COMMON HRSA COMPLIANCE QUESTIONS: Clinical Staffing – NPDB Queries
The HRSA Site Visit Protocol states (Clinical Staffing, Element c. question #5) that a health center should complete a “query through the NPDB for NPDB-reportable provider types”. Project Officers, reviewers, and health center leaders interpret this requirement in varied ways.
- Some interpret this to mean that the health center must run National Practitioner Data Bank (NPDB) queries on their provider staff (Licensed Independent Practitioners or LIPs): Physicians (MDs/DOs), Dentists, PAs, or NPs, etc.
- Others interpret this to mean that the health center must run National Practitioner Data Bank (NPDB) queries on their provider staff (LIPs) and some of their Other Licensed of Certified Practitioners (OLCPs) staff: RNs, LPNs, CMAs, RDs, or Pharmacists).
- And still others interpret this to mean that the health center must run National Practitioner Data Bank (NPDB) queries on all of their clinical staff (LIPs and OLCPs), including those they would classify as “Other Clinical Staff”: MAs or CHWs where licensing or certification is not required, etc.
According to NPDB/HRSA, “Health Center Program grantees and look-alikes are legally required to report clinical privileges actions taken against physicians (MD/DO) and dentists. Therefore, during attestation, your health center is verifying that it has submitted all legally required reports on physicians and dentists.
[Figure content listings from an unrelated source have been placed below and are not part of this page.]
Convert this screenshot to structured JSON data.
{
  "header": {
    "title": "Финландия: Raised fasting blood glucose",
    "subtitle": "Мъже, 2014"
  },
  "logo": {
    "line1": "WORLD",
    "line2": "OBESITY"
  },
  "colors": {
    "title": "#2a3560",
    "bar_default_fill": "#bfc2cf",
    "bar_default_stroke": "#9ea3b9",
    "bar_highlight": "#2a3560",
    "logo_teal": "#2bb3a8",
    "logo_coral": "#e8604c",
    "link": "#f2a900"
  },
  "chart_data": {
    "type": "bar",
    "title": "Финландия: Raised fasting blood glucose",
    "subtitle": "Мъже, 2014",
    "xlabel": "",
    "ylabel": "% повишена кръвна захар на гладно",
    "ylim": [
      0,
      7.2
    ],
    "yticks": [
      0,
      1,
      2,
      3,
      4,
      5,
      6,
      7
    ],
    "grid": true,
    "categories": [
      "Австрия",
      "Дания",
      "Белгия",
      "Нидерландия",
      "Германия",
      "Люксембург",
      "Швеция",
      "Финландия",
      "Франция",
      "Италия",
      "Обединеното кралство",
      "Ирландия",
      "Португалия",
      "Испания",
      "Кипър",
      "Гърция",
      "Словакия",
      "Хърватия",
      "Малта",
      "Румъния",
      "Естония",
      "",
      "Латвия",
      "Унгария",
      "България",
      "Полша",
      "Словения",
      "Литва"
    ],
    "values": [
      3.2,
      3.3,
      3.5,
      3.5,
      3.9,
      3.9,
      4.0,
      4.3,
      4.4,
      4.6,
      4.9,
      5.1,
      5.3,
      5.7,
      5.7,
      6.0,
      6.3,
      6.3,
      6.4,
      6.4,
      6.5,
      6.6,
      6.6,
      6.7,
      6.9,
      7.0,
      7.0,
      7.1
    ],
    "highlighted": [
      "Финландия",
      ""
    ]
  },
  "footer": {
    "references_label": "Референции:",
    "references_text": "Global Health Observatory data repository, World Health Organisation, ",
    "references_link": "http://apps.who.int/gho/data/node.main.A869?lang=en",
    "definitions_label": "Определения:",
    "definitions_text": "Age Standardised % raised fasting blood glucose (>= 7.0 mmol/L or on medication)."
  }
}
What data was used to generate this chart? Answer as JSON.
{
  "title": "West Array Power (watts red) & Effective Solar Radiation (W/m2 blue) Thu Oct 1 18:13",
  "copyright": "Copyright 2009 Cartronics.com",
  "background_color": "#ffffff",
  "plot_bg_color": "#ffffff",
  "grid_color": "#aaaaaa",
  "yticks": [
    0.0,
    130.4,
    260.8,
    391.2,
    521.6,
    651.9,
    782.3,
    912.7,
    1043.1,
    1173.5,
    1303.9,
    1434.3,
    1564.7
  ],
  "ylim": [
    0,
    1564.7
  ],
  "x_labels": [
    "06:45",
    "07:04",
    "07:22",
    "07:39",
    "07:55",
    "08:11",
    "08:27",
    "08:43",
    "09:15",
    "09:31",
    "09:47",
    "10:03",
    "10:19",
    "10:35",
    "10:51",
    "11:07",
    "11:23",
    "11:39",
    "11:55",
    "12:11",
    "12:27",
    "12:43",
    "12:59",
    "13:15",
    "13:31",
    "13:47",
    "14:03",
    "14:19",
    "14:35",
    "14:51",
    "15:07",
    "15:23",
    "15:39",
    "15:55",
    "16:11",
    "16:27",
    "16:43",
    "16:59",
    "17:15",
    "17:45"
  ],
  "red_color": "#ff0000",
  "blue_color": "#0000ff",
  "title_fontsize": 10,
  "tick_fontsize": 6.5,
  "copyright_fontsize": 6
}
You may report - and are encouraged to report - clinical privileges actions taken against health care practitioners other than physicians and dentists when those clinical privileges actions are based on the practitioner’s professional competence or professional conduct that adversely affects, or could adversely affect, the health or welfare of a patient. We encourage entities to report on other practitioners so that other health centers and employers will have access to important information when making hiring, privileging, and credentialing decisions.” (https://www.npdb.hrsa.gov/communityneducation/webcasts/healthCenterAttestationWebinarQA.jsp)
Also, in the Site Visit Protocol, the Credentialing and Privileging File Review Resource states that for LIPs, the health center must provide a “copy of completed report from National Practitioner Data Bank (NPDB) query or documentation that the health center is signed up for continuous query from the NPDB (i.e., health center signs all their providers up and NPDB sends them a real-time report if anything changes in any provider’s file.)”. However, under the OLCP and “other clinical staff” column, the reference states, “The NPDB does not include information on all provider types, including some OLCPs. Therefore, this may be “N/A” for certain providers.” (Health Center Program Site Visit Protocol: Credentialing and Privileging File Review Resource, August 20, 2019, https://bphc.hrsa.gov/sites/default/files/bphc/programrequirements/pdf/candpfilereview_resource.pdf)
So, given the current ambiguity, the most conservative recommendation is to complete a query through the NPDB for NPDB-reportable provider types upon hire and on a recurring basis for all clinical staff (LIPs, OLCPs, and “Other Clinical Staff”) who are directly employed, independently contracted, or volunteers. Numerous Clinical consultants who perform HRSA Operational Site Visits have requested clarification in this area so we hope further clarity will be provided in the coming months.